L'ancien ministre de l'agriculture ne veut pas d'un "petit arrangement entre amis", d'un "accord entre chapeaux à plume" qui verrait MM. Fillon et Copé fixer seuls les règles du jeu. Si un nouveau vote devait être organisé, il entend que la liberté de candidatures soit garantie et que tout ne se déroule pas comme ce funeste dimanche 18 novembre. Il l'a dit publiquement sur Europe 1 ce matin. Ses propos sont clairs : il ne se reconnaît pas dans le duel actuel et n'admet l'autorité que d'un seul camp : les militants. Il n'est pas le seul. Le député des Yvelines Henri Guaino dit strictement la même chose.

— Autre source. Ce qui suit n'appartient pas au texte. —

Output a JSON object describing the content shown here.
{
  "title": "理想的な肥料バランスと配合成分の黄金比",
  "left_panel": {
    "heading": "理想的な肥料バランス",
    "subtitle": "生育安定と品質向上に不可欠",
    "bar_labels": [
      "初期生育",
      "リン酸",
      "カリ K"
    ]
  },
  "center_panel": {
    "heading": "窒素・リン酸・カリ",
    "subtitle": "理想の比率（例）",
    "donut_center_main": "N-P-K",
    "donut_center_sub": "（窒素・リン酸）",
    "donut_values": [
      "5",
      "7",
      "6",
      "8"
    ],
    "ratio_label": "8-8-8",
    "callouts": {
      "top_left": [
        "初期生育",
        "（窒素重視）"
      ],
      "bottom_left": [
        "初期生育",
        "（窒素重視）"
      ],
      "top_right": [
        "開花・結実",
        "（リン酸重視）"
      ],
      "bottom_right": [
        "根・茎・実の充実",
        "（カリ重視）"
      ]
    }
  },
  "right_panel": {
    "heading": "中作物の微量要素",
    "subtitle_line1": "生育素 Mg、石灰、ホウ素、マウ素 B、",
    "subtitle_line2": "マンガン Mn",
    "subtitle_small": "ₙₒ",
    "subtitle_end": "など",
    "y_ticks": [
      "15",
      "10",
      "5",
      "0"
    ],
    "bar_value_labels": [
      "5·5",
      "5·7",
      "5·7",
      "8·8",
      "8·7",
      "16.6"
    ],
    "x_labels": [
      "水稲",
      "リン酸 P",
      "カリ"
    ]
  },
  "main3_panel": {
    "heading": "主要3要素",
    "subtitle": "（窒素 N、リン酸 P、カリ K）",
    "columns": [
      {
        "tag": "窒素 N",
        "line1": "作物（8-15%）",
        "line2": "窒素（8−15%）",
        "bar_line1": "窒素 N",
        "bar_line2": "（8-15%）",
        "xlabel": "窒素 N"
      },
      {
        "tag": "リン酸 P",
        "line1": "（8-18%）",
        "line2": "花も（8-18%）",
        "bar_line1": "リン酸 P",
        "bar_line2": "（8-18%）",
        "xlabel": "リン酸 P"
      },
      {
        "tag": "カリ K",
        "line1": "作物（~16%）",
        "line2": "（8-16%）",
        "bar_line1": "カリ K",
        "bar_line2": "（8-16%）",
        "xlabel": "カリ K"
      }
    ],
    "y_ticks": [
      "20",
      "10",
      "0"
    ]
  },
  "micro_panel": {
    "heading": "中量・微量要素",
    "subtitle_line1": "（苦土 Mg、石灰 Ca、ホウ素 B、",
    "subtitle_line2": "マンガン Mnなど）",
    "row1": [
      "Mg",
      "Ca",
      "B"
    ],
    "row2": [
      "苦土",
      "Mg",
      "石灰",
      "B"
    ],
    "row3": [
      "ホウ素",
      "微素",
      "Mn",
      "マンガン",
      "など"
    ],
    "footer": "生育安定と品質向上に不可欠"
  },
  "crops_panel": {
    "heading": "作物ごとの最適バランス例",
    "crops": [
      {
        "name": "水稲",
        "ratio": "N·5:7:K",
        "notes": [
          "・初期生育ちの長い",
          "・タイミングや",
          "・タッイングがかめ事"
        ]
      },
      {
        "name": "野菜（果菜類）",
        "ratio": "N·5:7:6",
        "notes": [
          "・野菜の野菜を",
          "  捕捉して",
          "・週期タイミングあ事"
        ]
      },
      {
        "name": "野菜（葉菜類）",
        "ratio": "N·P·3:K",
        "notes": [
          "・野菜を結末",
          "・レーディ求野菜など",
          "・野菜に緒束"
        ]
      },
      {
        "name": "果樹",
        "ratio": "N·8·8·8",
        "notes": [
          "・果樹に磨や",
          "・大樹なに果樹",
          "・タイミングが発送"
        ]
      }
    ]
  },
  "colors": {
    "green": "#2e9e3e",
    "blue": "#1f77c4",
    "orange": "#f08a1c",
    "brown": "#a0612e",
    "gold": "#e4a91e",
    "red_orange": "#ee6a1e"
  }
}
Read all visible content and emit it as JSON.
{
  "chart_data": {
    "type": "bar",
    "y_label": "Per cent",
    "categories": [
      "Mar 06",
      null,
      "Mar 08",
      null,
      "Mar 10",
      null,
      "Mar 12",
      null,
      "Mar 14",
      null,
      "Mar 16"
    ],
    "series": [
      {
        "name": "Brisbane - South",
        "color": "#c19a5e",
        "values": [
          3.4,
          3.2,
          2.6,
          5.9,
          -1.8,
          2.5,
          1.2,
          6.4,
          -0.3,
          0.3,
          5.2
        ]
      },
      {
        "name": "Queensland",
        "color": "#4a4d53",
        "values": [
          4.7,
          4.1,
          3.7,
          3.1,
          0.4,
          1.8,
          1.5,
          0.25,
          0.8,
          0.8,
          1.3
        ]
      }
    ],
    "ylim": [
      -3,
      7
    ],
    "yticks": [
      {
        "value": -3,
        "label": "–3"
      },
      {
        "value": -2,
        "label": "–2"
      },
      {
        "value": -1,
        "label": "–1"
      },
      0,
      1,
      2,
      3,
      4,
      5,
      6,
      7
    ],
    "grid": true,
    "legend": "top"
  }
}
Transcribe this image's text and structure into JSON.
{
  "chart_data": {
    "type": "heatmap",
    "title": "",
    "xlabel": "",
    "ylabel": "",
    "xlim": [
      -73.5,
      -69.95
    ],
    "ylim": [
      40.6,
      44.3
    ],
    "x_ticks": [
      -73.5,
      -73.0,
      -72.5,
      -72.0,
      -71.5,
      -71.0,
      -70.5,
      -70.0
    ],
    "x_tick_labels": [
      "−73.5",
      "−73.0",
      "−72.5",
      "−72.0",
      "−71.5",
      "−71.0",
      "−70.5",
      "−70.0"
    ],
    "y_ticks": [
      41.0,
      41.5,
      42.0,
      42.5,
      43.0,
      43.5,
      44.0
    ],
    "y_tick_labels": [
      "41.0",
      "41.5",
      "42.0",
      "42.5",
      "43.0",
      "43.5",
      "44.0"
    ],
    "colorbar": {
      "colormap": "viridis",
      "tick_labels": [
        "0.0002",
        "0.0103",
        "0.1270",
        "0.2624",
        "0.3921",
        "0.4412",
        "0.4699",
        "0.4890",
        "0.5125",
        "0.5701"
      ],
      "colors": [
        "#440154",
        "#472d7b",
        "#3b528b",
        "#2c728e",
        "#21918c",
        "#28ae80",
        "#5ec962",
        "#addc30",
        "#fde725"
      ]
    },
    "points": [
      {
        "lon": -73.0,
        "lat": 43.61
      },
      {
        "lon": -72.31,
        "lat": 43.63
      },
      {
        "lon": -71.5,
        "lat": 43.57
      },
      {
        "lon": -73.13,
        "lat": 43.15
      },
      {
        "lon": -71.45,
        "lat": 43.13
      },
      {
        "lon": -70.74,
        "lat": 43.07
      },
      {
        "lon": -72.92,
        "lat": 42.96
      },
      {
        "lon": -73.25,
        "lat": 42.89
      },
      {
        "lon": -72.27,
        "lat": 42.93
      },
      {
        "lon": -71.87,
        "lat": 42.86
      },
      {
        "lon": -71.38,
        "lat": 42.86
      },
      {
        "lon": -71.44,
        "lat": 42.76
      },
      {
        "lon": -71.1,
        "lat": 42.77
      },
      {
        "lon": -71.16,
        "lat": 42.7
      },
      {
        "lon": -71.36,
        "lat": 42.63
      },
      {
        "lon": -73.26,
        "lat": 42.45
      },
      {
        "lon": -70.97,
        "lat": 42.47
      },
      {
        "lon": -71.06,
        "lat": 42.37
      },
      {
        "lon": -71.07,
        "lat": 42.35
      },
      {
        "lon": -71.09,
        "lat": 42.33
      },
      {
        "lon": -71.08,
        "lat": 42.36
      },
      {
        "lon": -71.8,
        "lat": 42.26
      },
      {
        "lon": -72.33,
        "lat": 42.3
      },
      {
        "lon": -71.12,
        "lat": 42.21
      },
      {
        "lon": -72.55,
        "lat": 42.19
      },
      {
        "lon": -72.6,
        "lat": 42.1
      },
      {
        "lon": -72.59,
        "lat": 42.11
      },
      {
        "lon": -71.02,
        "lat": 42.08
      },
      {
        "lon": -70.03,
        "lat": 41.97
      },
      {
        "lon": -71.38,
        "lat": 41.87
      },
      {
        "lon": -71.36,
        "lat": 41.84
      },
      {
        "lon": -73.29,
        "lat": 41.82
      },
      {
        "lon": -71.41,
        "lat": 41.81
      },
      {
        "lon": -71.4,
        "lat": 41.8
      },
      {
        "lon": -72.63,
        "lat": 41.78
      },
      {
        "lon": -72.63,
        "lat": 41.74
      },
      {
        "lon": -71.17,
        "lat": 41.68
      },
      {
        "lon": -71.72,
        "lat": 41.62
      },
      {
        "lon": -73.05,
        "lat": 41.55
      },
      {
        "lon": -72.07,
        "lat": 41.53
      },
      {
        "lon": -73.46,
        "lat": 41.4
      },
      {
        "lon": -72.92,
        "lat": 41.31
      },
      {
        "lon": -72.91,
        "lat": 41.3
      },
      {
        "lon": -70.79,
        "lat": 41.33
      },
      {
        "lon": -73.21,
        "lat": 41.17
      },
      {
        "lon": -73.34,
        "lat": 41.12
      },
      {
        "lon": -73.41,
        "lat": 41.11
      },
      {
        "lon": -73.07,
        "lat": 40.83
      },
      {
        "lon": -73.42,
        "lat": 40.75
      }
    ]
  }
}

En deux semaines, les non alignés ont changé de statut.. Au début de la guerre Fillon-Copé, ils se voulaient casques bleus, aujourd'hui ils ressemblent plutôt à des piranhas. Convaincus que leurs aînés sont durablement discrédités, ils veulent leur part du gâteau.. MM. Fillon et Copé sont prévenus : plus ils tardent à s'entendre, plus leur autorité sur le mouvement s'affaiblit. Ils ne sont pas sûrs de pouvoir encore se sauver mais ils savent que chaque minute qu'ils perdent sape un peu plus leur légitimité.